Fact: Home value is determined by a multitude of factors, including - but not limited to - area, condition, improvements, amenities, and market trends. As you can see, none of these things can be found simply by examining the house from the exterior.

Myth: Since the consumer is the person who puts up the money to pay for the appraisal when applying for a loan for any real estate transaction, by law the appraisal report is theirs.

Fact: Unless a lender releases its vestment in the appraisal report, it is legally owned by the lending agency that purchased the appraisal. However, home buyers must be provided with a copy of the report upon written request, because of the Equal Credit Opportunity Act.

Myth: There's no need for home buyers to even concern themselves with what the appraisal report contains so long as their lending company is satisfied.

Fact: Only if consumers look through a copy of their appraisal can they double-check its accuracy and possibly need to question the result.
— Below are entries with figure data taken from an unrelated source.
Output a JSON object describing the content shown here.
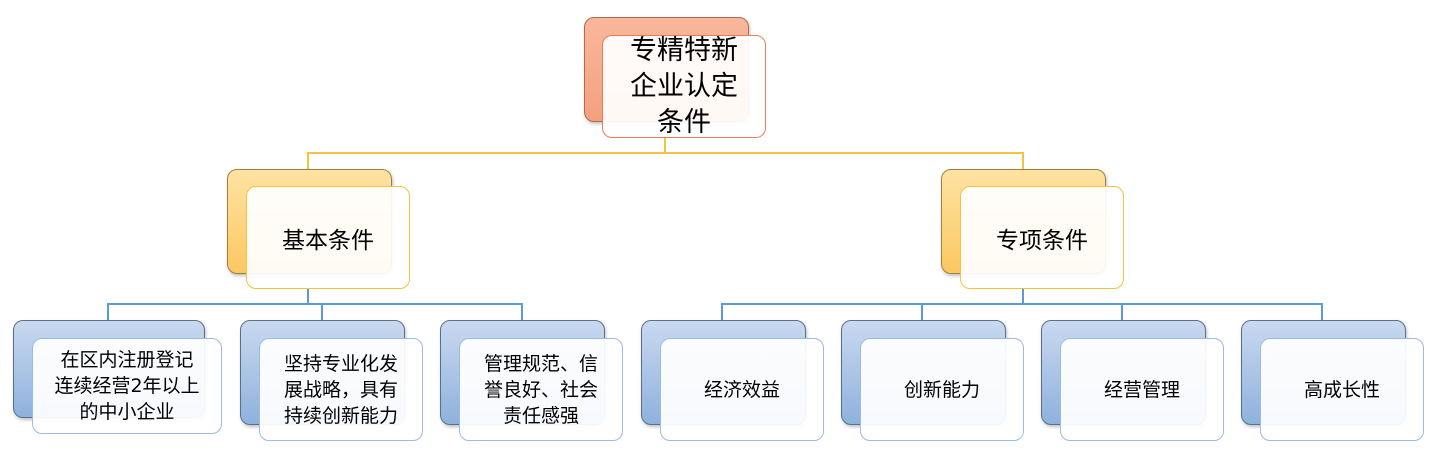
{
  "diagram": {
    "root": {
      "label": "专精特新企业认定条件",
      "lines": [
        "专精特新",
        "企业认定",
        "条件"
      ]
    },
    "groups": [
      {
        "label": "基本条件",
        "children": [
          {
            "lines": [
              "在区内注册登记",
              "连续经营2年以上",
              "的中小企业"
            ]
          },
          {
            "lines": [
              "坚持专业化发",
              "展战略，具有",
              "持续创新能力"
            ]
          },
          {
            "lines": [
              "管理规范、信",
              "誉良好、社会",
              "责任感强"
            ]
          }
        ]
      },
      {
        "label": "专项条件",
        "children": [
          {
            "lines": [
              "经济效益"
            ]
          },
          {
            "lines": [
              "创新能力"
            ]
          },
          {
            "lines": [
              "经营管理"
            ]
          },
          {
            "lines": [
              "高成长性"
            ]
          }
        ]
      }
    ]
  },
  "colors": {
    "root_fill": "#f4a07e",
    "level2_fill": "#fbc761",
    "level3_fill": "#8eb1dd",
    "connector_level1": "#f5c242",
    "connector_level2": "#5b9bd5"
  }
}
Remember, this is probably the most expensive and important investment a consumer will ever make. There is an incredible amount of information stored in an appraisal that will probably be useful to the home buyer in the future, such as the legal and physical description of the property, square footage measurements, list of comparable properties in the neighborhood, neighborhood description and a narrative of current real-estate activity and/or market trends in the vicinity.

Myth: Appraisals are ordered only to assess house values in property sales involving mortgage-lending deals.

Fact: Appraisers can have many different qualifications and designations which allow them to provide a lot of different services including - but not limited to - advice on estate planning, tax assessment, zoning, dispute resolution in many different legal situations and cost analysis.

Myth: A house inspection serves the same purpose as an appraisal.

Fact: Appraisal reports are definitely not the same as a home inspection report. The reason behind an appraisal report is to find an opinion of fair market value during the appraisal process and the completion of the appraisal report. A home inspector determines the condition of the house and its major components and reports their findings.